A major limitation of the rRNA sequencing method is its inability to discriminate some species among all microbiological taxa. For example, Bacillus cereus and Bacillus anthracis have identical 16S rDNA sequences and cannot be separated reliably, nor can Escherichia coli and Shigella flexneri or Bacillus subtilis and Bacillus tequilensis (Petti, 2007). Other conserved genes such as rpoB, gyrA, gyrB, sodA (Kawamura et al., 2005, Madhusudan et al., 1994, Randall et al., 2005), tuf (Huang, Chang, Huang, & Chu, 2014), are also used to identify microorganisms. All these methods require selection of specific primers for different microorganisms, and they have a lower universality (Huys et al., 2008, Kuhn et al., 2011, Tremblay et al., 2015); sometimes it is difficult to distinguish similar species and genus.

Sequencing by clone library has a high universality, but it is associated with a heavier workload, a higher cost, and a lower specificity (Brady, 2007, Courtois et al., 2003). It requires construction of plasmids and digestion of the restrictive endonucleases. Due to the poor specificity of the sequences, more sequences must be measured to identify the microbe.

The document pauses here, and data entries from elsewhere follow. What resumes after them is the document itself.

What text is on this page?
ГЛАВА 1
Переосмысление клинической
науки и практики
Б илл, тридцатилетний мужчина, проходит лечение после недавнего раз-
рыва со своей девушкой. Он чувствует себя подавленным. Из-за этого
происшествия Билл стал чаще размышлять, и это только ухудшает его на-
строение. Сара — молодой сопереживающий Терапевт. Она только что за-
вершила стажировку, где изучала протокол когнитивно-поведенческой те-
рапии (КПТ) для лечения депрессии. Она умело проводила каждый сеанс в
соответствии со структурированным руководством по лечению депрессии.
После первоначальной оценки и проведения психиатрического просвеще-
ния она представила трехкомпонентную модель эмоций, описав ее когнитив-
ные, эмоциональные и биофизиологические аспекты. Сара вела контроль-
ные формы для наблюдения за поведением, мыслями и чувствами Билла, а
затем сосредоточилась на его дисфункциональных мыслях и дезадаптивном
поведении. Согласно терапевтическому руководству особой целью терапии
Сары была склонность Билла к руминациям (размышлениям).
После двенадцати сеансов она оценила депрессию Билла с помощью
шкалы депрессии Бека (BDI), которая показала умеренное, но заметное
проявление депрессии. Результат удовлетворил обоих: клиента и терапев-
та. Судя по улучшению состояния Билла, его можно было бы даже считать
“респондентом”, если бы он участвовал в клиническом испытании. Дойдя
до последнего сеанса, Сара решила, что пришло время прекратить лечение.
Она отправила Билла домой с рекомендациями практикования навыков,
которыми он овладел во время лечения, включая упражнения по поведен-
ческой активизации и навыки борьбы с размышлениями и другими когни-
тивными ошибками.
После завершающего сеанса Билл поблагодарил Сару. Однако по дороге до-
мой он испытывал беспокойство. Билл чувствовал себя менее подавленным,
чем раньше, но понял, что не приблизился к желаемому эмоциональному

In recent years, metagenomic sequencing has been increasingly used for research on dairy products. The composition (Almeida et al., 2014, Walsh et al., 2017) and dynamic changes of microorganisms (Doyle et al., 2016, Walsh et al., 2016) in dairy products, the effects of dairy products on intestinal bacteria (Berni Canani et al., 2017, Veiga et al., 2014) were studied. The commonly used methods were 16S rRNA and shotgun. The method of 16S rRNA is easy to operate, but it is difficult to distinguish the similar species; the primers are not universal, and deviation might occur for some bacteria when the primers are amplified. The method of shotgun metagenomics is universal and accurate (Dunne et al., 2012, Faure and Joly, 2015, Lim et al., 2014, Pitta et al., 2016), but time-consuming and complicated because the DNAs of the sample need to be cut and ligated to the oligonucleotide adapters for sequencing. Additionally, a long time can be required to gather a certain number of samples before experimentation and specialised software packages are also necessary to assemble and analyse the sequences. It can, however, be applied to the analysis of microbial flora and the species and abundance of the microorganisms can be determined.

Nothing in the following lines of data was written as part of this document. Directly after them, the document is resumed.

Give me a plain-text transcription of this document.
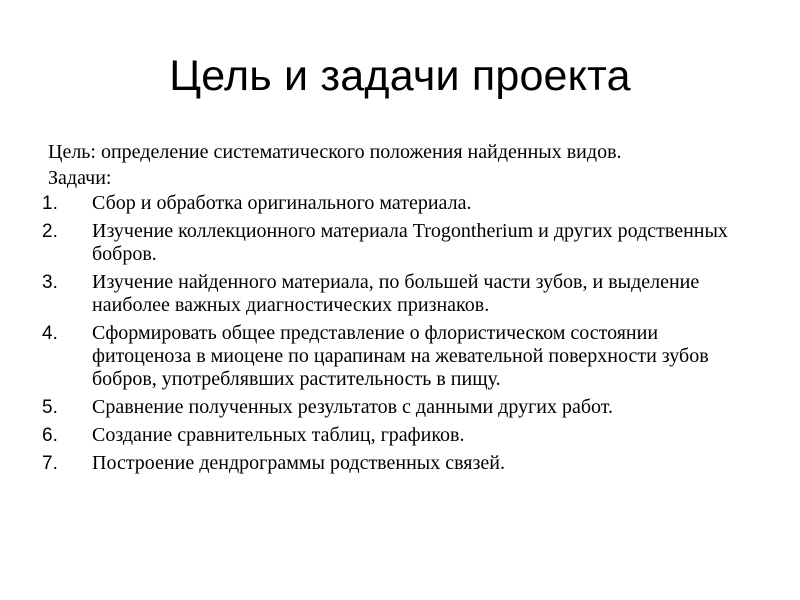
Цель и задачи проекта

Цель: определение систематического положения найденных видов.

Задачи:

1.	Сбор и обработка оригинального материала.
2.	Изучение коллекционного материала Trogontherium и других родственных бобров.
3.	Изучение найденного материала, по большей части зубов, и выделение наиболее важных диагностических признаков.
4.	Сформировать общее представление о флористическом состоянии фитоценоза в миоцене по царапинам на жевательной поверхности зубов бобров, употреблявших растительность в пищу.
5.	Сравнение полученных результатов с данными других работ.
6.	Создание сравнительных таблиц, графиков.
7.	Построение дендрограммы родственных связей.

Therefore, a convenient and universal method of sequencing is required. Common PCR methods normally require the design of two primers according to the target sequence, although walking PCR only needs one primer to be designed according to the target sequence (Dominguez and Lopez-Larrea, 1994, Parker et al., 1991, Siebert et al., 1995). In this study we developed a universal PCR method based on the previous walking PCR method (Zhang et al., 2014). All microbial DNAs could be amplified with just two universal primers, regardless of the sequences of the target gene. The sequences we obtained had a good specificity, and most of the microorganisms in dairy could be identified to the species level.

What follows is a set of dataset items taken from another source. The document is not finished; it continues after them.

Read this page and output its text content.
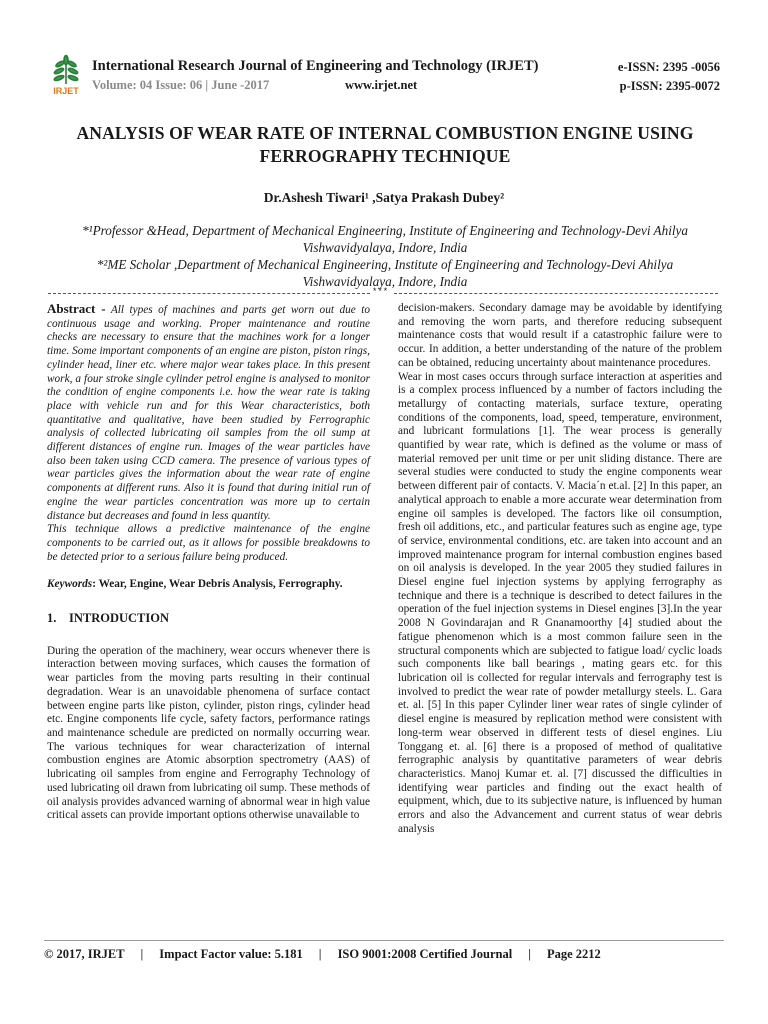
IRJET
International Research Journal of Engineering and Technology (IRJET)
Volume: 04 Issue: 06 | June -2017	www.irjet.net
e-ISSN: 2395 -0056
p-ISSN: 2395-0072
ANALYSIS OF WEAR RATE OF INTERNAL COMBUSTION ENGINE USING
FERROGRAPHY TECHNIQUE
Dr.Ashesh Tiwari¹ ,Satya Prakash Dubey²
*¹Professor &Head, Department of Mechanical Engineering, Institute of Engineering and Technology-Devi Ahilya
Vishwavidyalaya, Indore, India
*²ME Scholar ,Department of Mechanical Engineering, Institute of Engineering and Technology-Devi Ahilya
Vishwavidyalaya, Indore, India
***

Abstract - All types of machines and parts get worn out due to continuous usage and working. Proper maintenance and routine checks are necessary to ensure that the machines work for a longer time. Some important components of an engine are piston, piston rings, cylinder head, liner etc. where major wear takes place. In this present work, a four stroke single cylinder petrol engine is analysed to monitor the condition of engine components i.e. how the wear rate is taking place with vehicle run and for this Wear characteristics, both quantitative and qualitative, have been studied by Ferrographic analysis of collected lubricating oil samples from the oil sump at different distances of engine run. Images of the wear particles have also been taken using CCD camera. The presence of various types of wear particles gives the information about the wear rate of engine components at different runs. Also it is found that during initial run of engine the wear particles concentration was more up to certain distance but decreases and found in less quantity.

This technique allows a predictive maintenance of the engine components to be carried out, as it allows for possible breakdowns to be detected prior to a serious failure being produced.

Keywords: Wear, Engine, Wear Debris Analysis, Ferrography.

1. INTRODUCTION

During the operation of the machinery, wear occurs whenever there is interaction between moving surfaces, which causes the formation of wear particles from the moving parts resulting in their continual degradation. Wear is an unavoidable phenomena of surface contact between engine parts like piston, cylinder, piston rings, cylinder head etc. Engine components life cycle, safety factors, performance ratings and maintenance schedule are predicted on normally occurring wear. The various techniques for wear characterization of internal combustion engines are Atomic absorption spectrometry (AAS) of lubricating oil samples from engine and Ferrography Technology of used lubricating oil drawn from lubricating oil sump. These methods of oil analysis provides advanced warning of abnormal wear in high value critical assets can provide important options otherwise unavailable to

decision-makers. Secondary damage may be avoidable by identifying and removing the worn parts, and therefore reducing subsequent maintenance costs that would result if a catastrophic failure were to occur. In addition, a better understanding of the nature of the problem can be obtained, reducing uncertainty about maintenance procedures.

Wear in most cases occurs through surface interaction at asperities and is a complex process influenced by a number of factors including the metallurgy of contacting materials, surface texture, operating conditions of the components, load, speed, temperature, environment, and lubricant formulations [1]. The wear process is generally quantified by wear rate, which is defined as the volume or mass of material removed per unit time or per unit sliding distance. There are several studies were conducted to study the engine components wear between different pair of contacts. V. Macia´n et.al. [2] In this paper, an analytical approach to enable a more accurate wear determination from engine oil samples is developed. The factors like oil consumption, fresh oil additions, etc., and particular features such as engine age, type of service, environmental conditions, etc. are taken into account and an improved maintenance program for internal combustion engines based on oil analysis is developed. In the year 2005 they studied failures in Diesel engine fuel injection systems by applying ferrography as technique and there is a technique is described to detect failures in the operation of the fuel injection systems in Diesel engines [3].In the year 2008 N Govindarajan and R Gnanamoorthy [4] studied about the fatigue phenomenon which is a most common failure seen in the structural components which are subjected to fatigue load/ cyclic loads such components like ball bearings , mating gears etc. for this lubrication oil is collected for regular intervals and ferrography test is involved to predict the wear rate of powder metallurgy steels. L. Gara et. al. [5] In this paper Cylinder liner wear rates of single cylinder of diesel engine is measured by replication method were consistent with long-term wear observed in different tests of diesel engines. Liu Tonggang et. al. [6] there is a proposed of method of qualitative ferrographic analysis by quantitative parameters of wear debris characteristics. Manoj Kumar et. al. [7] discussed the difficulties in identifying wear particles and finding out the exact health of equipment, which, due to its subjective nature, is influenced by human errors and also the Advancement and current status of wear debris analysis

© 2017, IRJET | Impact Factor value: 5.181 | ISO 9001:2008 Certified Journal | Page 2212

Dairy product bacteria are Gram+ve and Gram-ve; eukaryotic microorganisms include fungi and yeasts. Because of the complex microbial composition, the methods of DNA extraction are different according to the different structures of cell walls (Cheng and Jiang, 2006, Parrish and Greenberg, 1995, Stirling, 2003, Tapia-Tussell et al., 2006). Sequencing identification needs to prejudge the species of microbes in the sample. Therefore, it was also necessary to find a universal microbial DNA extraction method to establish a universal sequencing identification method.